Friday, March 2, 2007
The Cappadocia region offers visitors a distinctly extraordinary landscape and stunning natural beauty stretching over an area of 15,000 square miles. The Ihlara Valley is one of those unique spots located in the region, luring a great deal of tourists from all over the world with its natural and historical legacy.
Aksaray Provincial Culture and Tourism director Hamza Zengin told the Anatolia news agency that the valley was one of the major tourist attractions in the region with its natural beauty, historical treasures and many churches.Noting that the valley was home to 105 churches as well as rock houses and temples constructed by early Christians, he said the valley was an ideal place for monks and priests for worship and seclusion at the time.
“The formation of the valley, underground cities with connecting tunnels and churches that date back to A.D. 400 are all very popular with tourists. The Ihlara Valley is beautiful throughout the year and remains among the most popular spots in the Cappadocia region,” said Zengin.The Ihlara Valley, formed after several eruptions of Mount Erciyes, is a 16-kilometer long canyon in the southern part of Cappadocia.
Cracking and collapsing, which occurred as a result of basalt and andesite lava from Mt. Hasandag’s eruption, created the Ihlara Gorge and running through they valley is the Melendiz River.
What is unique about this valley is the ancient history of its inhabitants. The whole canyon is honeycombed with underground dwellings cut into the rock, churches from the Byzantine period and graves built into the valley’s walls, some of which are connected by tunnels and corridors. The valley proved to be an ideal place for the seclusion and worship of monks along with a hideaway and secure area for people during invasion.

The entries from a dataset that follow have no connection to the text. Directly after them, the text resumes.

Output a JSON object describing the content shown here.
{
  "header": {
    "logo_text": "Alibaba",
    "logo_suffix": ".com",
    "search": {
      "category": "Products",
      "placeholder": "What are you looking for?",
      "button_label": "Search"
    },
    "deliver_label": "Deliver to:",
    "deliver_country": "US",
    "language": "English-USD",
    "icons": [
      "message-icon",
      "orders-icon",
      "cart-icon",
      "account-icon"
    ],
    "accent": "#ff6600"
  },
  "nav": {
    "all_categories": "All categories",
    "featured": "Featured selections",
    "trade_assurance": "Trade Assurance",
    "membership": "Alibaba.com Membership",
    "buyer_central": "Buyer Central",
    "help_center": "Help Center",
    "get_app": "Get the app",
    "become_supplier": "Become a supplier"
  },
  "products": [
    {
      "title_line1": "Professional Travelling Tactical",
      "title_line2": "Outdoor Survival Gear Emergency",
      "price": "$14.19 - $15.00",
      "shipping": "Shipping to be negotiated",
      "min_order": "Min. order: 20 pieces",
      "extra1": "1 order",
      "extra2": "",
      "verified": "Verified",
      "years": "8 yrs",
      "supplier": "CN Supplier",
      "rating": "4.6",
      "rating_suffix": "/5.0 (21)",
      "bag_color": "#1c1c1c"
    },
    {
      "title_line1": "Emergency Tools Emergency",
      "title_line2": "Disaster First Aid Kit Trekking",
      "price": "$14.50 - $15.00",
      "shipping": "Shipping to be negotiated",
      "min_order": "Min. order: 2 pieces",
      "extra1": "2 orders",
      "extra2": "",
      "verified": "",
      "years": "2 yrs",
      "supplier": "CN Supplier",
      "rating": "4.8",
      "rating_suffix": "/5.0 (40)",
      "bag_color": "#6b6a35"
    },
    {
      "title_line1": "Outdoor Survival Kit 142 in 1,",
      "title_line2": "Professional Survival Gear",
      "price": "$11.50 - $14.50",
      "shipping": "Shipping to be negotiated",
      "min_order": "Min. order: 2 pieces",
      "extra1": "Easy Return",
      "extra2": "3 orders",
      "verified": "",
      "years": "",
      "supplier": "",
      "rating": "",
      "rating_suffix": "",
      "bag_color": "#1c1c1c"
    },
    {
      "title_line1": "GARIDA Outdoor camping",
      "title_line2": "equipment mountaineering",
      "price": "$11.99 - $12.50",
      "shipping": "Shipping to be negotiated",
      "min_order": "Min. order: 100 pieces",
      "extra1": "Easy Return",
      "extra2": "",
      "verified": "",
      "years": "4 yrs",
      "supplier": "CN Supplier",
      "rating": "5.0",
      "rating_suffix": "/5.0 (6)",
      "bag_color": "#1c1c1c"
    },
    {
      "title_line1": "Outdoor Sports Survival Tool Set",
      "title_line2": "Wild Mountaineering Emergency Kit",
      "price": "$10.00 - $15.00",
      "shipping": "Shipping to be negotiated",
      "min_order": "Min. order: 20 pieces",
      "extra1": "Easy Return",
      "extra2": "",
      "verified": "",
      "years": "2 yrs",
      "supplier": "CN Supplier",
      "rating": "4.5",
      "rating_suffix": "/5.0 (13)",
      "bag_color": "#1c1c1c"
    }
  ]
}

The decoration of some churches can be dated back to the 6th and13th centuries and can be classified in to two groups. Churches close to the Ihlara Canyon have frescoes with oriental influence and those nearer to Belisirma possess Byzantine style decorations. Very few Byzantine inscriptions in this area can be read but a 13th century fresco in the church of St. George (Kırkdamaltı), the names of Seljuk Sultan Mesud and the Byzantine Emperor Andronicos are inscribed. The construction of new churches slows down after the Seljuk Turks’ conquered the area, however, church life continued until the population exchange between Greece and Turkey in 1923.Some of the best-preserved frescoes in the Ihlara Valley can be found at the Agacaltı, Purenliseki, Kokar, Yilanli and St. George churches.